• Le nouveau quiz de Jacques Drillon


    « Cette sorte de fruit n'est pas mûr. »

    (Jacques Drillon, sur nouvelobs.com, août 2013) 

     

     

     

    FlècheCe que j'en pense


    Convenons d'emblée que la conception d'un « quiz de la langue française » n'est pas chose aisée, tant les divergences entre les spécialistes sont nombreuses. Le cas de l'accord après un nom désignant l'espèce (espèce, façon, genre, manière, sorte, type...) fait partie de ces subtilités sur lesquelles les ouvrages de référence ne s'accordent pas toujours... quand ils ne se contredisent pas eux-mêmes.

    Jacques Drillon, suivant les recommandations de Thomas et de Girodet à la lettre, n'envisage ainsi l'accord qu'avec le complément de sorte : Cette sorte de fruit n'est pas mûr (et non mûre). Cette sorte de fraises sont tardives. Et telle est, en effet, la position couramment admise... par ceux-là mêmes qui préconisent de laisser le verbe toujours au singulier après genre de. Allez comprendre...

    Inutile, pourtant, de chercher bien loin pour trouver avis plus nuancé (ou moins catégorique) : « Dans les phrases où sorte est employé, il ne détermine pas l'accord du verbe ; cet accord est déterminé par le substantif qui suit : Toute sorte de livres ne sont pas bons. Cependant il n'y a aucune faute à faire accorder le verbe avec sorte. » Et Littré de citer Malherbe : Toute sorte de biens comblera nos familles.
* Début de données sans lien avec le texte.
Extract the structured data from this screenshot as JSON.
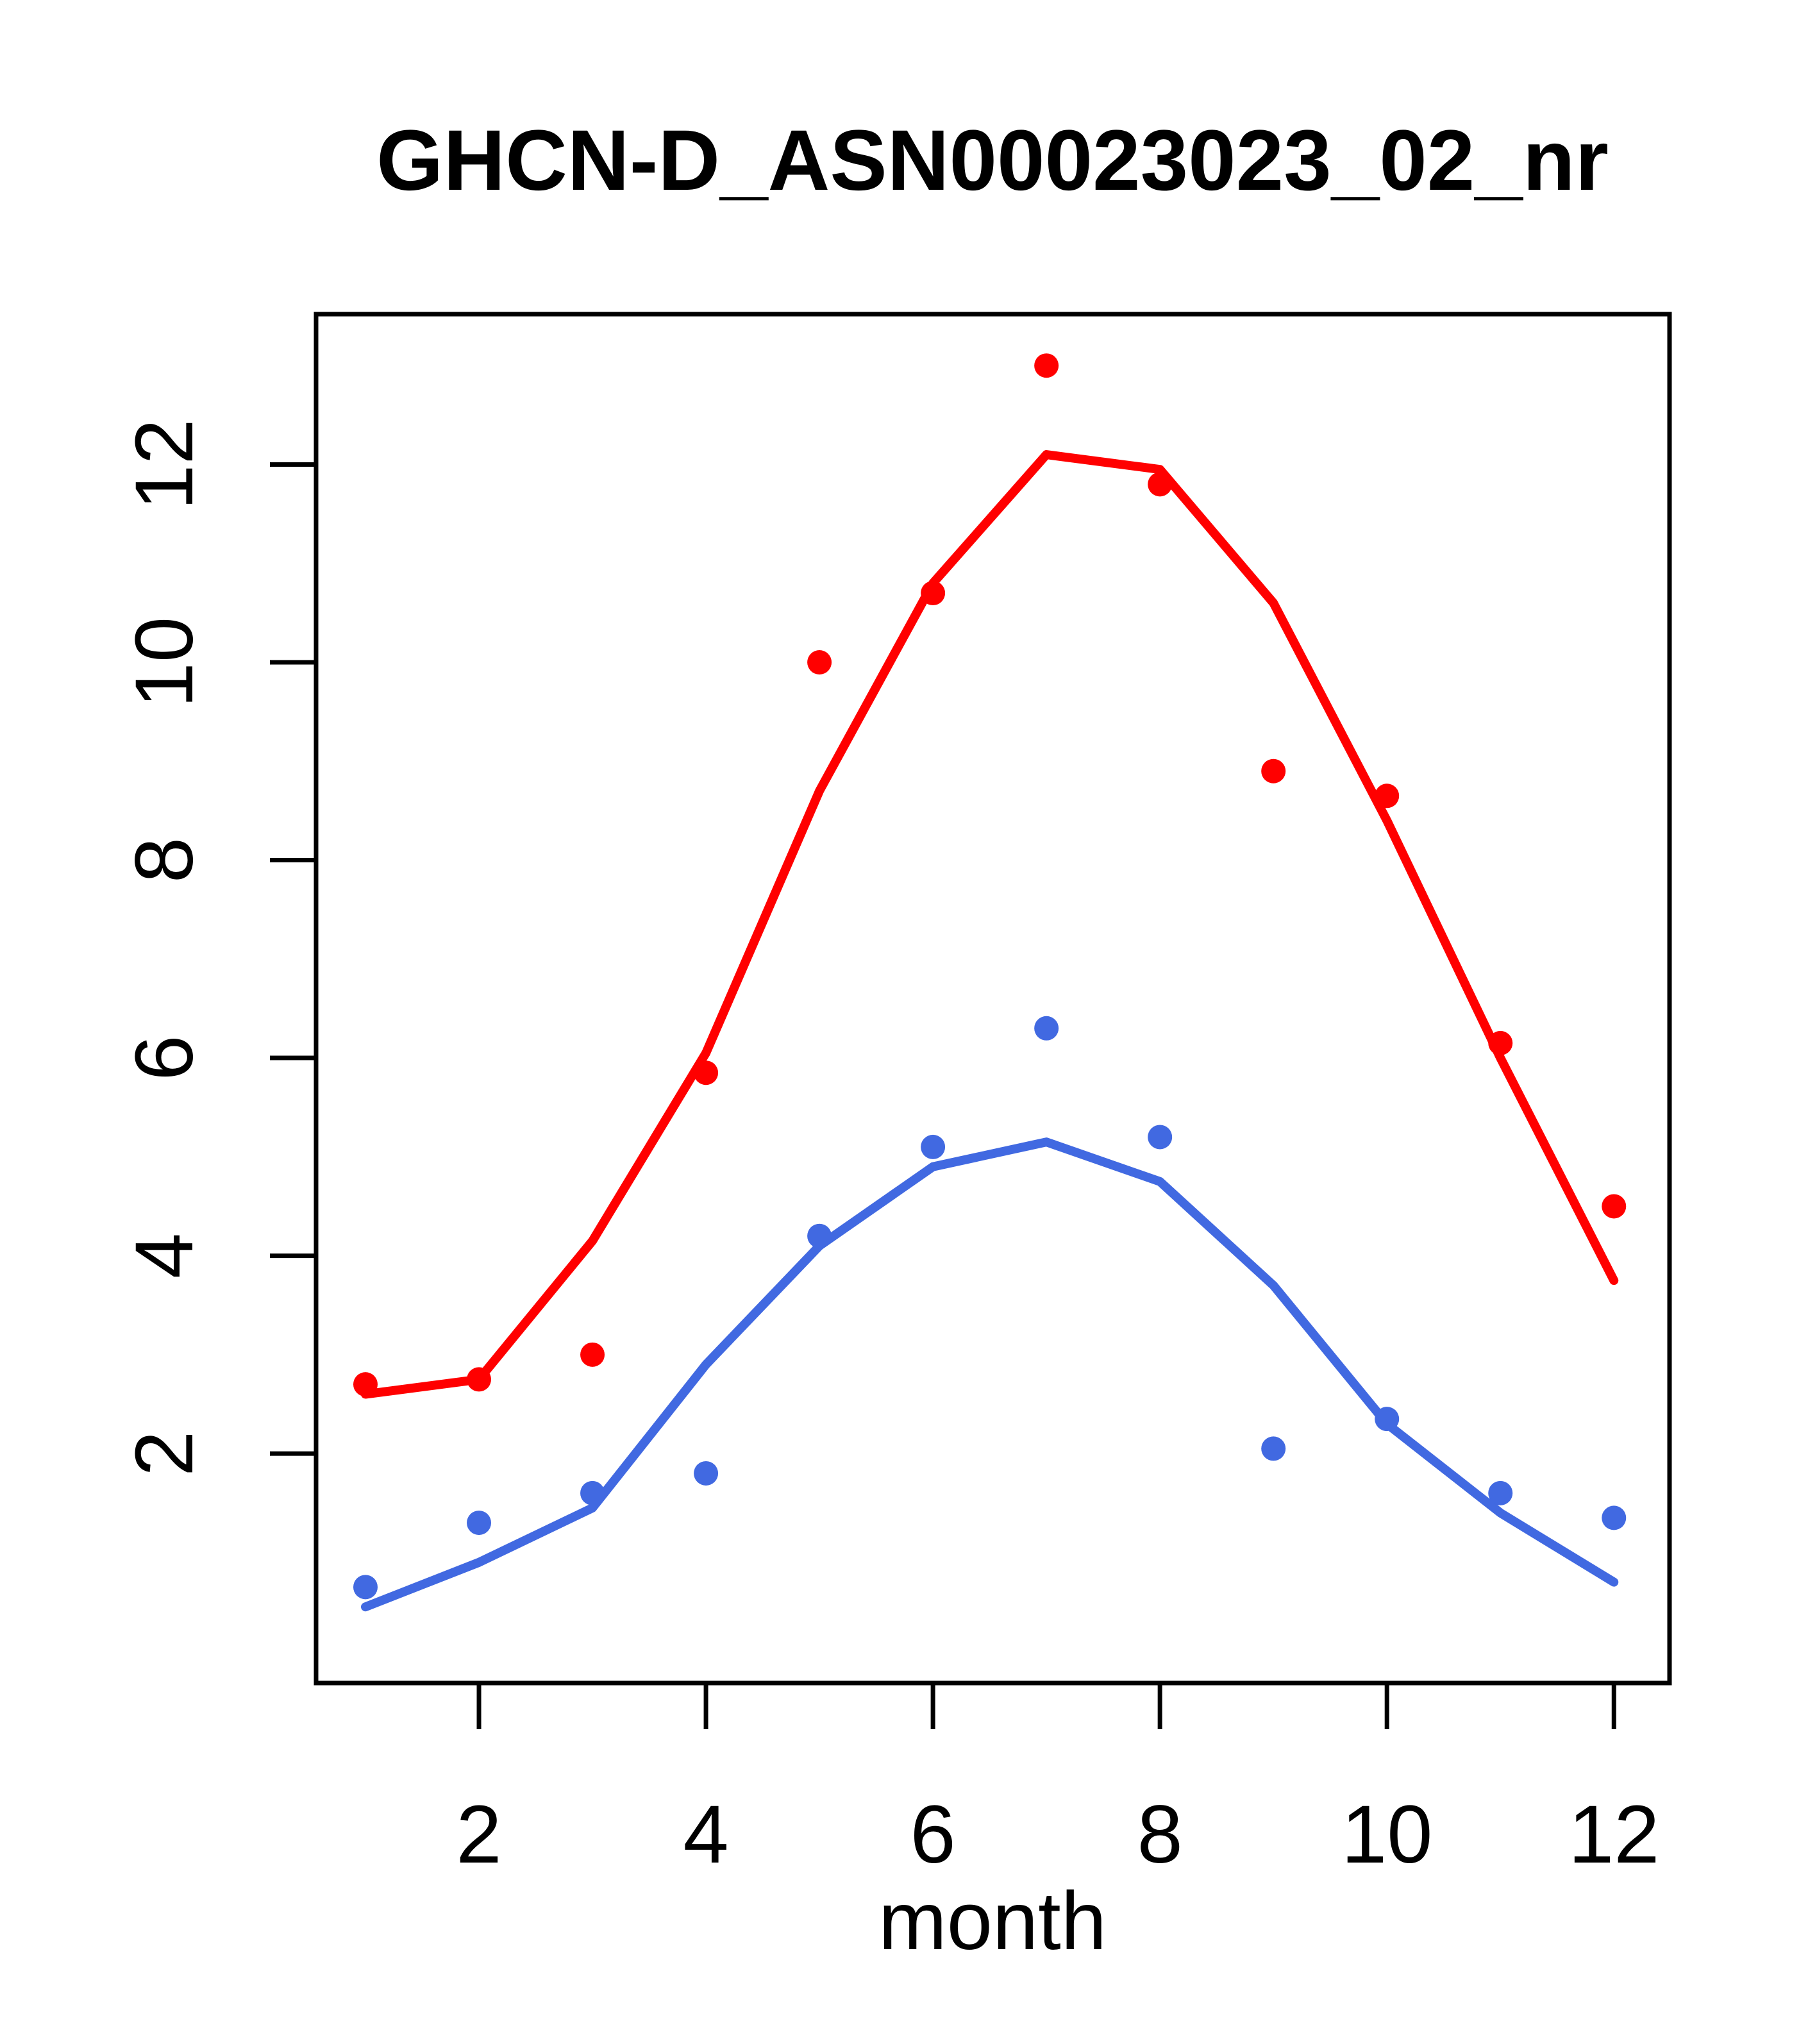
{
  "title": "GHCN-D_ASN00023023_02_nr",
  "xlabel": "month",
  "colors": {
    "red_series": "#FF0000",
    "blue_series": "#4169E1",
    "axis": "#000000",
    "background": "#FFFFFF"
  },
  "chart_data": {
    "type": "scatter",
    "title": "GHCN-D_ASN00023023_02_nr",
    "xlabel": "month",
    "ylabel": "",
    "x": [
      1,
      2,
      3,
      4,
      5,
      6,
      7,
      8,
      9,
      10,
      11,
      12
    ],
    "x_ticks": [
      2,
      4,
      6,
      8,
      10,
      12
    ],
    "y_ticks": [
      2,
      4,
      6,
      8,
      10,
      12
    ],
    "xlim": [
      0.565,
      12.49
    ],
    "ylim": [
      -0.32,
      13.52
    ],
    "grid": false,
    "legend": false,
    "series": [
      {
        "name": "red-lowess-line",
        "kind": "line",
        "color": "#FF0000",
        "values": [
          2.6,
          2.75,
          4.15,
          6.05,
          8.7,
          10.8,
          12.1,
          11.95,
          10.6,
          8.4,
          6.0,
          3.75
        ]
      },
      {
        "name": "blue-lowess-line",
        "kind": "line",
        "color": "#4169E1",
        "values": [
          0.45,
          0.9,
          1.45,
          2.9,
          4.1,
          4.9,
          5.15,
          4.75,
          3.7,
          2.3,
          1.4,
          0.7
        ]
      },
      {
        "name": "red-points",
        "kind": "points",
        "color": "#FF0000",
        "values": [
          2.7,
          2.75,
          3.0,
          5.85,
          10.0,
          10.7,
          13.0,
          11.8,
          8.9,
          8.65,
          6.15,
          4.5
        ]
      },
      {
        "name": "blue-points",
        "kind": "points",
        "color": "#4169E1",
        "values": [
          0.65,
          1.3,
          1.6,
          1.8,
          4.2,
          5.1,
          6.3,
          5.2,
          2.05,
          2.35,
          1.6,
          1.35
        ]
      }
    ]
  }
}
Gageons que cet accord n'est pas le fruit du seul hasard.

    Hanse va encore plus loin dans la subtilité : « Si le premier nom est précédé d'un démonstratif, il est mis en relief et il détermine l'accord : Cette sorte de snobs est assez courante dans ce milieu. Ce type de recherches a déjà été entrepris. Ce genre de plaisanteries ne me plaît guère. » En d'autres termes, il est possible de faire la distinction entre Une sorte de fruit qui n'est pas mûr et Cette sorte de fruit n'est pas mûre, selon que l'on souhaite insister sur le fruit ou sur la catégorie.

    Vous l'avez compris, Jacques Drillon aurait mieux fait de nous éviter de choisir entre mûr et mûre, tant les deux accords se défendent. Il faut croire que les raccourcis estivaux ne portent pas toujours leurs fruits...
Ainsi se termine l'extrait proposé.